What part of my text was an all-or-nothing statement? In what sense did I insist upon either all of something or else none of it? Huh?MG 2.0 wrote: ↑Tue Oct 24, 2023 11:17 pmI question the validity of an all or nothing statement in this case. Not when there are multiple ways of viewing things from various reasonable perspectives.Physics Guy wrote: ↑Sat Oct 21, 2023 5:27 pm
No, there absolutely is not: not at all, not in the slightest. That Smith wrote it on his own is the obviously most likely case.
It's hard to rule out that he took a bit of help from some others, but there is no reason at all, whatsoever, to think that he might have needed to do that. Nothing at all about the Book of Mormon seems at all like anything that Joseph Smith could not have made.

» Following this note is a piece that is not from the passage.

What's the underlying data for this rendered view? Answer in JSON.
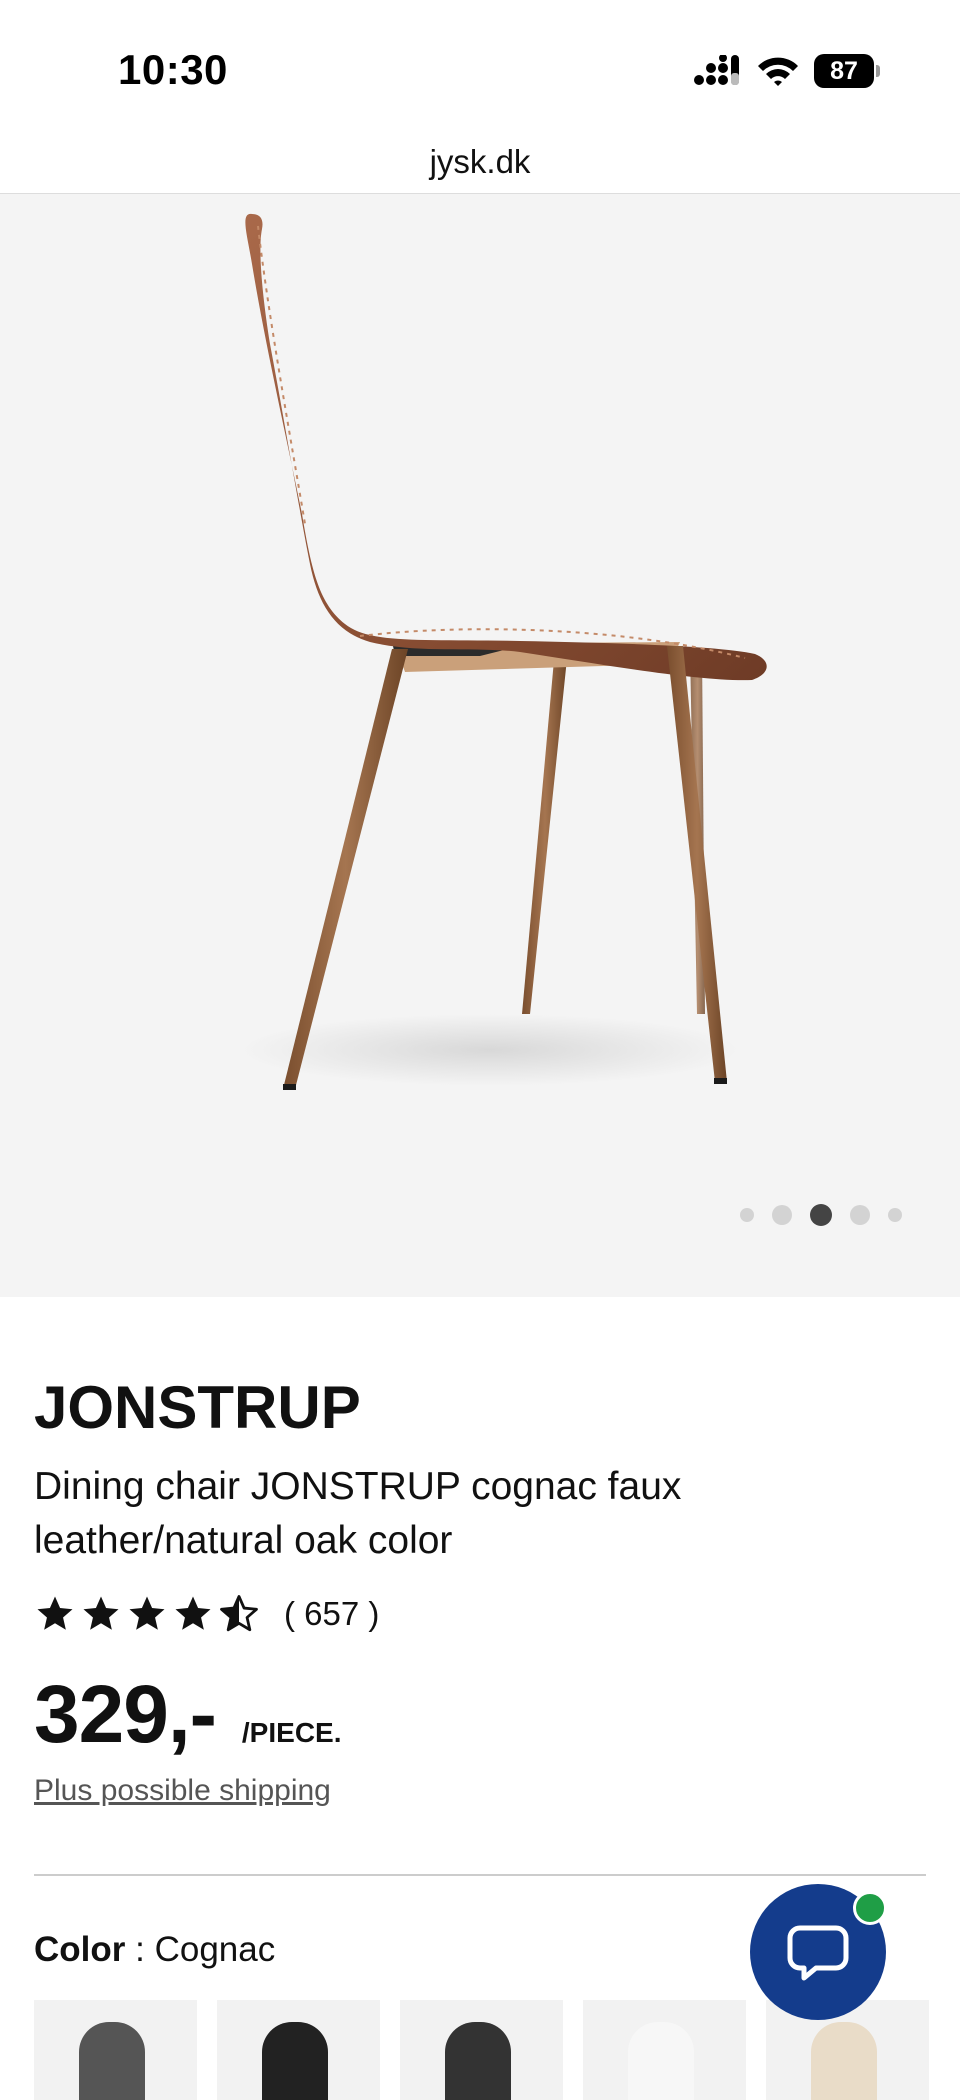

It sounds, I'm afraid, as though MG just picked an adjective that can be applied to statements, "all-or-nothing". He picked that adjective because it sounds somehow extreme, and he wanted to suggest that my statement was too extreme to be reasonable. Out of all the ways of calling a statement extreme, though, it looks as though MG just picked "all-or-nothing" at random, because he couldn't identify exactly how or why my statement was too extreme.
My statement was indeed a strong assertion, in the logical sense that it asserted a lot. I'm denying the actual existence of a lot of conceivable things, namely all the conceivable reasons why one might possibly think that Smith could not have written the Book of Mormon himself. Stylistic features, grammatical features, cross-linguistic puns, archaeological accuracy: whatever possible arguments you might imagine to show that it would have been hard for Smith to make the Book up himself, I'm saying that Nope, when you look at them closely, none of these arguments holds any water at all. They're all complete garbage, all of them. That's what I'm saying.
It's not unfair to call that an extreme statement; "all-or-nothing" just doesn't communicate the particular way in which it's extreme. It's the wrong term.
The thing about extreme statements like mine, though, is that if they're wrong, then it must be easy to disprove them. I'm denying any credit at all to any possible arguments against Smith composing the Book of Mormon himself. So to disprove that, all you have to do is find one single argument that carries even a bit of weight, that raises even a bit of legitimate doubt that Smith could have done it himself.
It's not enough just to point away to long discussions that have been published somewhere else. The point of my statement was to call that bluff: I'm saying I've read those long discussions, and they're garbage. But if they're not, then all MG has to do is find one decent argument, out of all of them, and lay it out here concisely.
If he can, then I'm wrong, a one-shot kill. If he can't, then I'm right.